The keyword "else" may appear in place of questionn to indicate that the cond should return the value of answern if no previous question was true.

Another way to look at it is that

...
...
simplifies to
...
Examples:
• (cond [(> grade 90) 'A]
[else (warn 'F)])

Common pitfalls:
• Each clause of the conditional must be enclosed in square brackets (Technically, parentheses work too, but I recommend using square brackets for cond-clauses and parentheses for function calls and function definitions, to keep them straight in your mind).
• Each clause of the conditional must contain exactly two expressions: a question and an answer.  (This requirement is relaxed in more advanced language levels.)
Incorrect examples:
• (cond (< bignum 4) 5
(>= bignum 4) 6)

because the question and answer in each clause must be surrounded by square brackets; this person probably meant
(cond [(< bignum 4) 5]
[(>= bignum 4) 6])

• (cond [(+ bignum 4) 5]
[(- bignum 4) 6])

because the question must return a boolean (the expressions "(+ bignum 4)" and "(- bignum 4)" both return numbers instead)

• (cond [(< bignum 4) 5)
((>= bignum 4) 6]

because the parentheses and brackets aren't matched. The parentheses in (< bignum 4) match nicely, but outside this are a left-bracket and a right-parenthesis, which don't match. Similarly, (>= bignum 4) is matched, but outside it are a left-parenthesis and a right-bracket, which don't match. Finally, there is no right-parenthesis to match the one before cond.

Defining structures
(define-struct structure-name (field1 field2 ... fieldn))
adds several new functions to the language:
• (make-structure-name value1 value2 ... valuen) takes n objects and returns a structure-name.
• (structure-name? object) takes an object and returns a boolean indicating whether the object is a structure-name.
• (structure-name-field1 struct) takes a structure-name and returns the field1 part of it.
• ...
• (structure-name-fieldn struct) takes a structure-name and returns the fieldn part of it.
Write down contracts for all of these as soon as you write a define-struct.
Examples:
• ; A student is a symbol (name), a number (GPA),
;   a symbol (class, e.g.  'freshman, 'sophomore, etc.),
;   and a number (ID).
(define-struct student (name GPA class ID))
; make-student: symbol number symbol number => student
; student?: object => boolean
; student-name: student => symbol
; student-GPA: student => number
; student-class: student => symbol
; student-ID: student => number

The one line of actual code in this example tells Scheme to add a new data structure to the language, along with its constructor (make-student), discriminator (student?), and slot-access functions (student-name, student-GPA, student-class, and student-ID). Subsequently,...
(make-student 'Joe-Schmoe 2.6 'freshman 123456789)
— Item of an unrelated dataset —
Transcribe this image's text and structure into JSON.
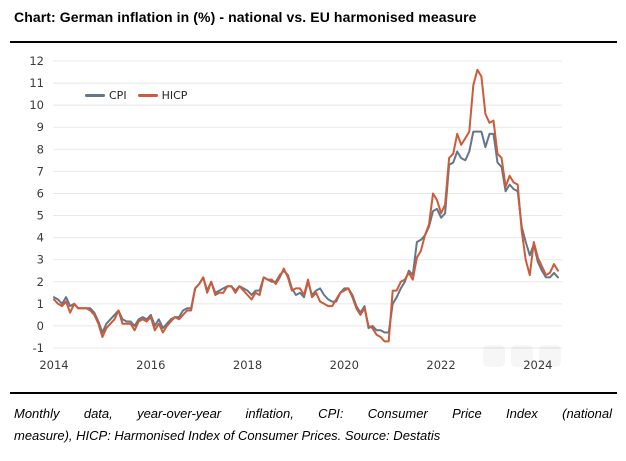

creates and returns a new "student" object with the specified properties.
(define my-student (make-student 'Jane-Doe 3.3 'sophomore 987654321))

creates a new "student" object and stores it under the new name "my-student".
(student-name my-student)

returns 'Jane-Doe
• (student? 'bluebird)
returns false
• (student? my-student)
returns true
• (student? (make-student 'Bill 2.8 'junior 918273645))
returns true
• (student-GPA my-student)
returns 3.3
Common pitfalls:
• You do not need to define make-student, student?, student-name, etc. explicitly; they are defined automatically when you say (define-struct student (name GPA class ID)).
• The list of names of slots (aka fields) must be in parentheses.